New features in V6
After almost 2 years of development we are really pleased to make available the V6 beta release for public testing. [Update, 17/Dec/2008: We are out of beta testing and the final V6 release is now available]
This major new release has dozens of new features and 100's of smaller changes. A large proportion of which were implemented as a result of user feedback from the user community. We estimate that there are now over 100,000 web sites and CD's using Zoom Search.
We are really proud of this new release, working on it has been like creating a work of art and we sincerely hope you'll enjoy using it as much as we enjoyed creating it.
Here is a summary of the major new features,
- New User Interface: We have given the UI a complete overhaul and in its place is what we hope is a more intuitive and flexible design. Here are some screenshots of the new interface. It also gives us much more space to add in new configuration options.
- Log window with real-time filtering: You can now filter index log messages on the fly which should be helpful when tracking down error messages, skip reasons, and broken links.

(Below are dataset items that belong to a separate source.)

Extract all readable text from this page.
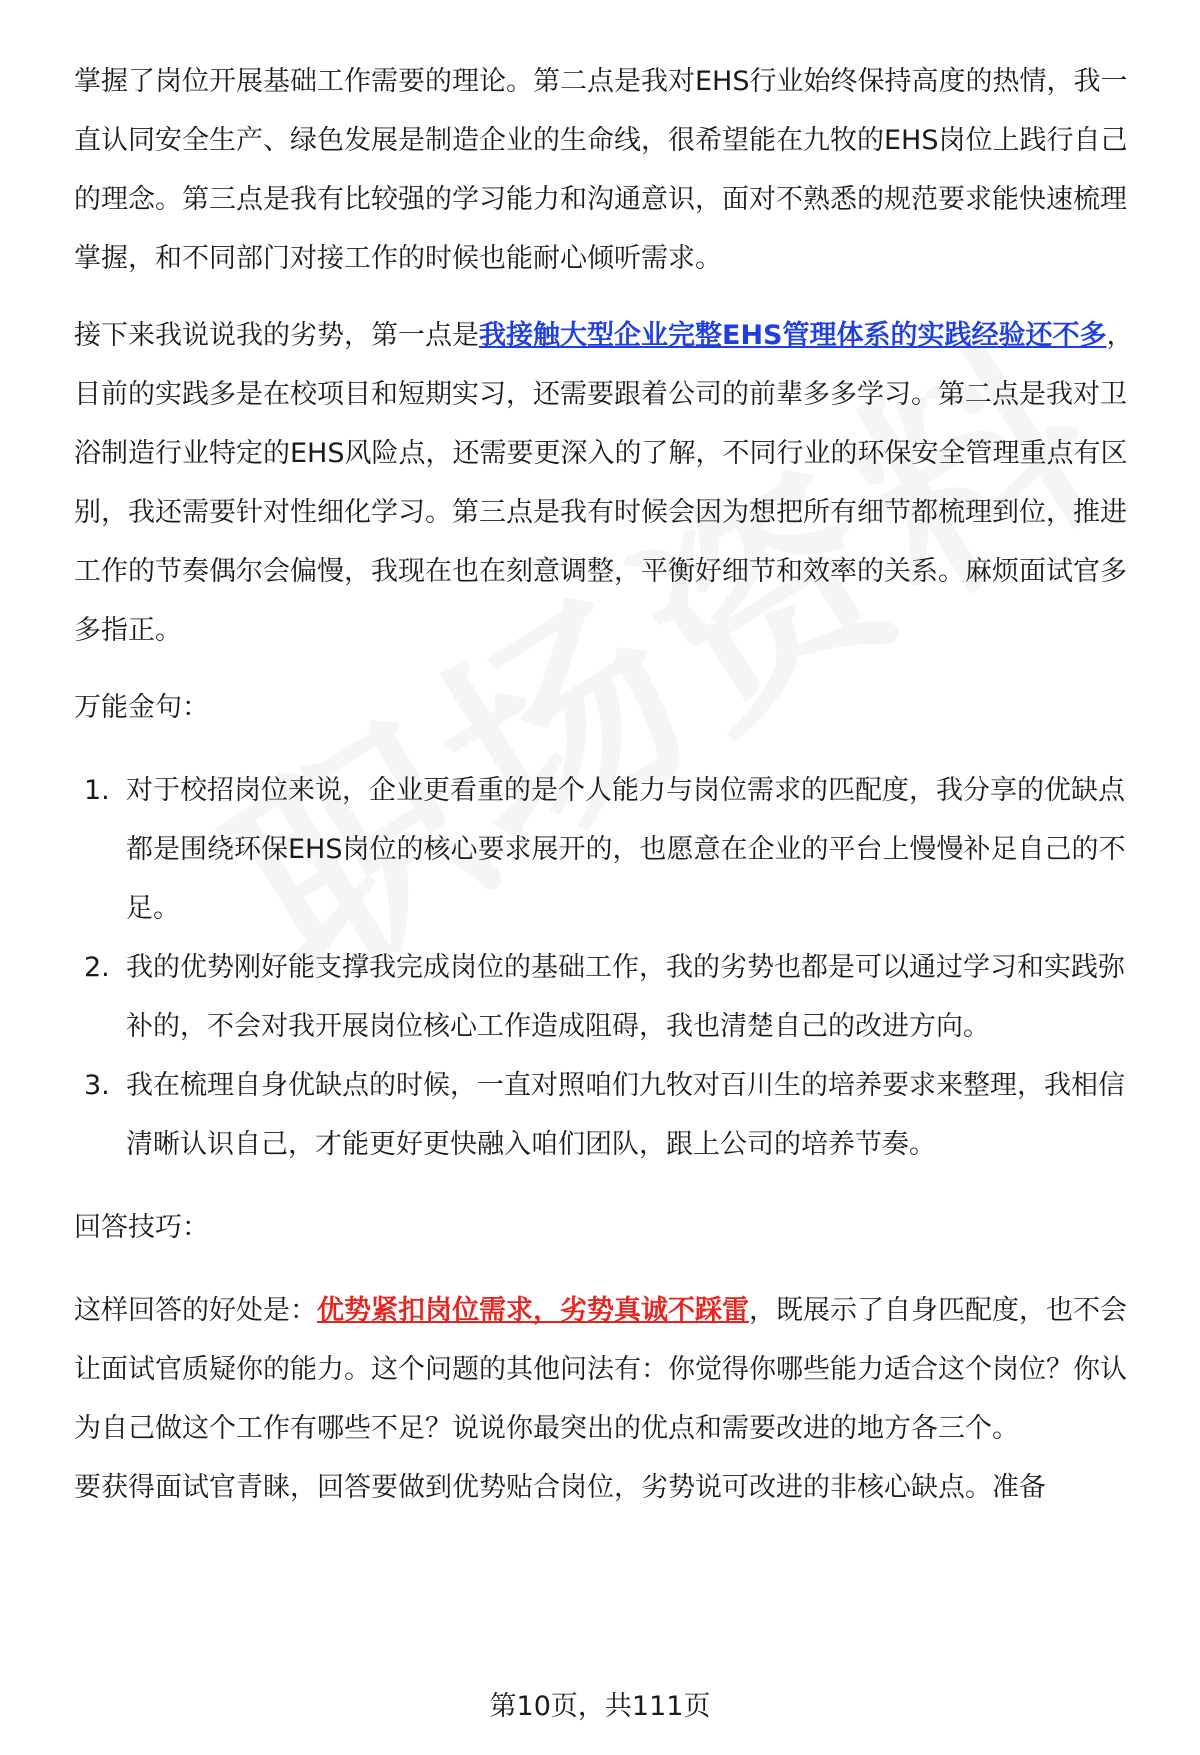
掌握了岗位开展基础工作需要的理论。第二点是我对EHS行业始终保持高度的热情，我一直认同安全生产、绿色发展是制造企业的生命线，很希望能在九牧的EHS岗位上践行自己的理念。第三点是我有比较强的学习能力和沟通意识，面对不熟悉的规范要求能快速梳理掌握，和不同部门对接工作的时候也能耐心倾听需求。

接下来我说说我的劣势，第一点是我接触大型企业完整EHS管理体系的实践经验还不多，目前的实践多是在校项目和短期实习，还需要跟着公司的前辈多多学习。第二点是我对卫浴制造行业特定的EHS风险点，还需要更深入的了解，不同行业的环保安全管理重点有区别，我还需要针对性细化学习。第三点是我有时候会因为想把所有细节都梳理到位，推进工作的节奏偶尔会偏慢，我现在也在刻意调整，平衡好细节和效率的关系。麻烦面试官多多指正。

万能金句：

1. 对于校招岗位来说，企业更看重的是个人能力与岗位需求的匹配度，我分享的优缺点都是围绕环保EHS岗位的核心要求展开的，也愿意在企业的平台上慢慢补足自己的不足。
2. 我的优势刚好能支撑我完成岗位的基础工作，我的劣势也都是可以通过学习和实践弥补的，不会对我开展岗位核心工作造成阻碍，我也清楚自己的改进方向。
3. 我在梳理自身优缺点的时候，一直对照咱们九牧对百川生的培养要求来整理，我相信清晰认识自己，才能更好更快融入咱们团队，跟上公司的培养节奏。

回答技巧：

这样回答的好处是：优势紧扣岗位需求，劣势真诚不踩雷，既展示了自身匹配度，也不会让面试官质疑你的能力。这个问题的其他问法有：你觉得你哪些能力适合这个岗位？你认为自己做这个工作有哪些不足？说说你最突出的优点和需要改进的地方各三个。

要获得面试官青睐，回答要做到优势贴合岗位，劣势说可改进的非核心缺点。准备

第10页，共111页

- New Search Ranking Algorithm: The ranking algorithm and index structure have gone through some major improvements. This should produce much more relevant results than before and also allow you greater control of your search results. This includes preference given to words that are found closer together on the same page, and more.

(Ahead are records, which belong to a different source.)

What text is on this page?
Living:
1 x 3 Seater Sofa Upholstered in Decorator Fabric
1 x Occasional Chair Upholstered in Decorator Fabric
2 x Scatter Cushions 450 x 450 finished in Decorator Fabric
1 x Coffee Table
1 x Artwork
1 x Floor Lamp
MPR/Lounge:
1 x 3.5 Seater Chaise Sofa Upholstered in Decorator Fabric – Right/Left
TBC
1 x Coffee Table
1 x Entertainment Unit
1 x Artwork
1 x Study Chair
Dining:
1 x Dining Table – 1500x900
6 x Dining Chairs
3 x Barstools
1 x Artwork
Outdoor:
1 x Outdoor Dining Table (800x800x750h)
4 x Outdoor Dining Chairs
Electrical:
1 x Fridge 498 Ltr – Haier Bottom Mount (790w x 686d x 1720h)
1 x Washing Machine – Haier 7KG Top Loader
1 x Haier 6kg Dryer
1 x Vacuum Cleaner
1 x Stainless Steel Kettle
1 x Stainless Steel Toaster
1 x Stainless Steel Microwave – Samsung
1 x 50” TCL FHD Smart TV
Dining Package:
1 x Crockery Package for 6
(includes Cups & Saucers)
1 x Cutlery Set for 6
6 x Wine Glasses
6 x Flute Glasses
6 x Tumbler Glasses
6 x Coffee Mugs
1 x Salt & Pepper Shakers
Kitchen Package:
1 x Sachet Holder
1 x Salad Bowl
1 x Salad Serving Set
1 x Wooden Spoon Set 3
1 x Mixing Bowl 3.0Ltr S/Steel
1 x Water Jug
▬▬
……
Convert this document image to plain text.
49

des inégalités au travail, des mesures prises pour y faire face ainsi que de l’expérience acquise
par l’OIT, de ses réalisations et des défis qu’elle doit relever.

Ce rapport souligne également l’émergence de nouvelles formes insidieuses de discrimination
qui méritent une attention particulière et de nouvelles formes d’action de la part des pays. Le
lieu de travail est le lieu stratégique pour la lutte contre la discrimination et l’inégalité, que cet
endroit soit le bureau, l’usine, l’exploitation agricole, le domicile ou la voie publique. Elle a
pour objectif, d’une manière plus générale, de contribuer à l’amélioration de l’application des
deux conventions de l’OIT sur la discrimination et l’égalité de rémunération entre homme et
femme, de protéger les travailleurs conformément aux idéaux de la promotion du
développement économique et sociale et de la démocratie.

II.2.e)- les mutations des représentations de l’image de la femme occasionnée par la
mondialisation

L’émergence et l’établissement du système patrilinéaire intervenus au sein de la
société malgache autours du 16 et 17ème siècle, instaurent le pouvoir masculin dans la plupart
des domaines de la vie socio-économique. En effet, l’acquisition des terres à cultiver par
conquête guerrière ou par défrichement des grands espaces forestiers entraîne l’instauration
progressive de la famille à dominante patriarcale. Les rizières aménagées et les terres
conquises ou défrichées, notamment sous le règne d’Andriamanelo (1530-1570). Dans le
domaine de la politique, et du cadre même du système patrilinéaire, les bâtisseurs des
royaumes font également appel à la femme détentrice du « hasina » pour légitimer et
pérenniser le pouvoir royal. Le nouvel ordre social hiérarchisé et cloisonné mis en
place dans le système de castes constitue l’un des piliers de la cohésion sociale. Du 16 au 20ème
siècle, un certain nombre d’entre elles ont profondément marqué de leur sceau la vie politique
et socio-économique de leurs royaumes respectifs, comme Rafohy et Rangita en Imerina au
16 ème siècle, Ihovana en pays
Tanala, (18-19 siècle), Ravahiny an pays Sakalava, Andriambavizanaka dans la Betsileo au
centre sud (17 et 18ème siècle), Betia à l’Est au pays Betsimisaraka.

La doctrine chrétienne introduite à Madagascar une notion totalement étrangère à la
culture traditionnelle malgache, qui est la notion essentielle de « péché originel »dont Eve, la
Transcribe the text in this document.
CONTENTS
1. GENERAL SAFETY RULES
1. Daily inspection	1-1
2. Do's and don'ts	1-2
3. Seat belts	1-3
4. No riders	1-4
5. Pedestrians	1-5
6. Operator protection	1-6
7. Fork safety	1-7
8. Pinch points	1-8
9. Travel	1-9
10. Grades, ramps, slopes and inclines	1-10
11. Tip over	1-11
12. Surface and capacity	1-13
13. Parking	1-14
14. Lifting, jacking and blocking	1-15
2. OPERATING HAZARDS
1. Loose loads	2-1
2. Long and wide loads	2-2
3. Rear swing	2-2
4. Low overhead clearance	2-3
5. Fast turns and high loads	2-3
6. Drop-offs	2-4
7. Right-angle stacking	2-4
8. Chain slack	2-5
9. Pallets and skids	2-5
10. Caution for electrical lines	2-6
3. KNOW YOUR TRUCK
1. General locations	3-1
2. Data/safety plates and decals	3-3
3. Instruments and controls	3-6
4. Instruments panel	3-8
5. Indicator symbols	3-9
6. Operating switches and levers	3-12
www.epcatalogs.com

- Faster and more accurate exact phrase searches: There can be an improvement from at least 5% to 60% in search time for exact phrase matches depending on the query and content. You can also now perform exact phrase matching on synonyms, accent insensitive words and stem-matched words (see stemming below).
- Stemming: This allows searches to match words which are similar or derivatives of each other. This addresses an often requested feature to match plural form of words to their singular forms. When this feature is enabled, a search for the word "boat" will match "boats" and "boating". More details on stemming here.

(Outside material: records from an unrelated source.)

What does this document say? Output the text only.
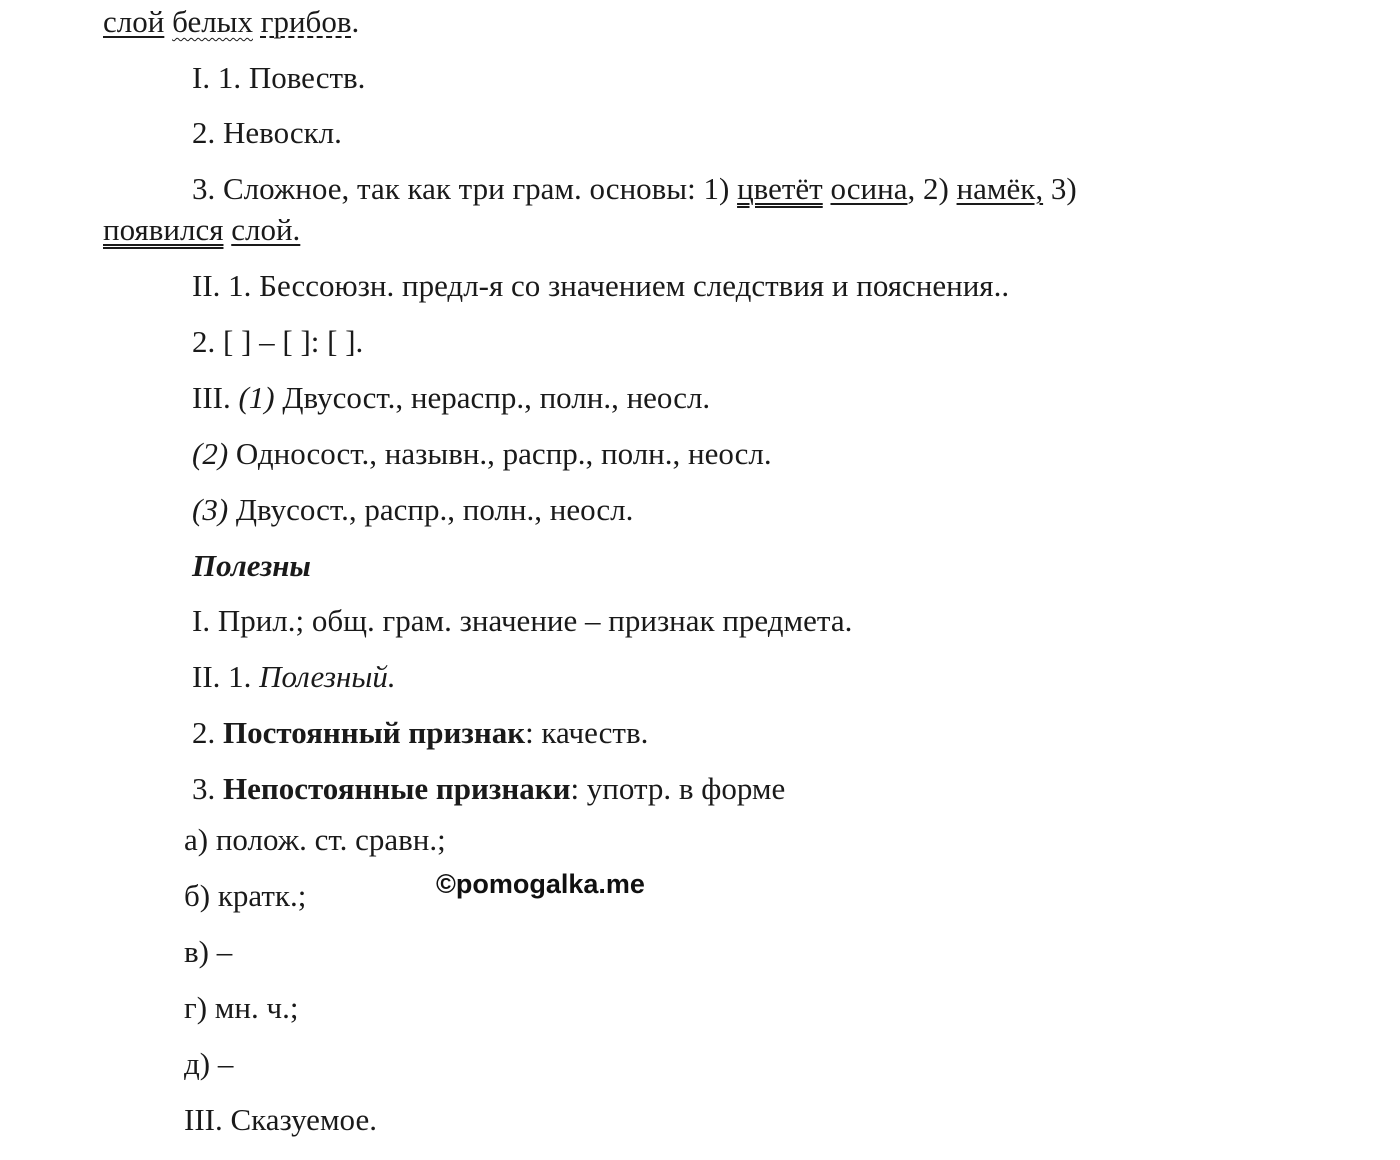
слой белых грибов.

I. 1. Повеств.

2. Невоскл.

3. Сложное, так как три грам. основы: 1) цветёт осина, 2) намёк, 3)

появился слой.

II. 1. Бессоюзн. предл-я со значением следствия и пояснения..

2. [ ] – [ ]: [ ].

III. (1) Двусост., нераспр., полн., неосл.

(2) Односост., назывн., распр., полн., неосл.

(3) Двусост., распр., полн., неосл.

Полезны

I. Прил.; общ. грам. значение – признак предмета.

II. 1. Полезный.

2. Постоянный признак: качеств.

3. Непостоянные признаки: употр. в форме

а) полож. ст. сравн.;

б) кратк.;

в) –

г) мн. ч.;

д) –

III. Сказуемое.

©pomogalka.me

- ASP.NET Server Control: V6 will feature a native ASP.NET platform option. This provides performance similar to the CGI version and is best suited to integrating with ASP.NET web sites.
- Improved highlighting in context descriptions: The highlighting in context descriptions has been improved such that words matching due to stemming, synonyms, or accent insensitivity options enabled can be highlighted.
- Office 2007 plugin: You can now index and search Office 2007 file formats (e.g. DOCX, PPTX, XLSX)
- Improved Vista support: V6 is designed with Vista in mind, and features better compatibility with UAC (User Access Control, folder permissions, etc.). Note that we fully support Vista in the existing V5 of the software, but these V6 changes remove a few Vista quirks.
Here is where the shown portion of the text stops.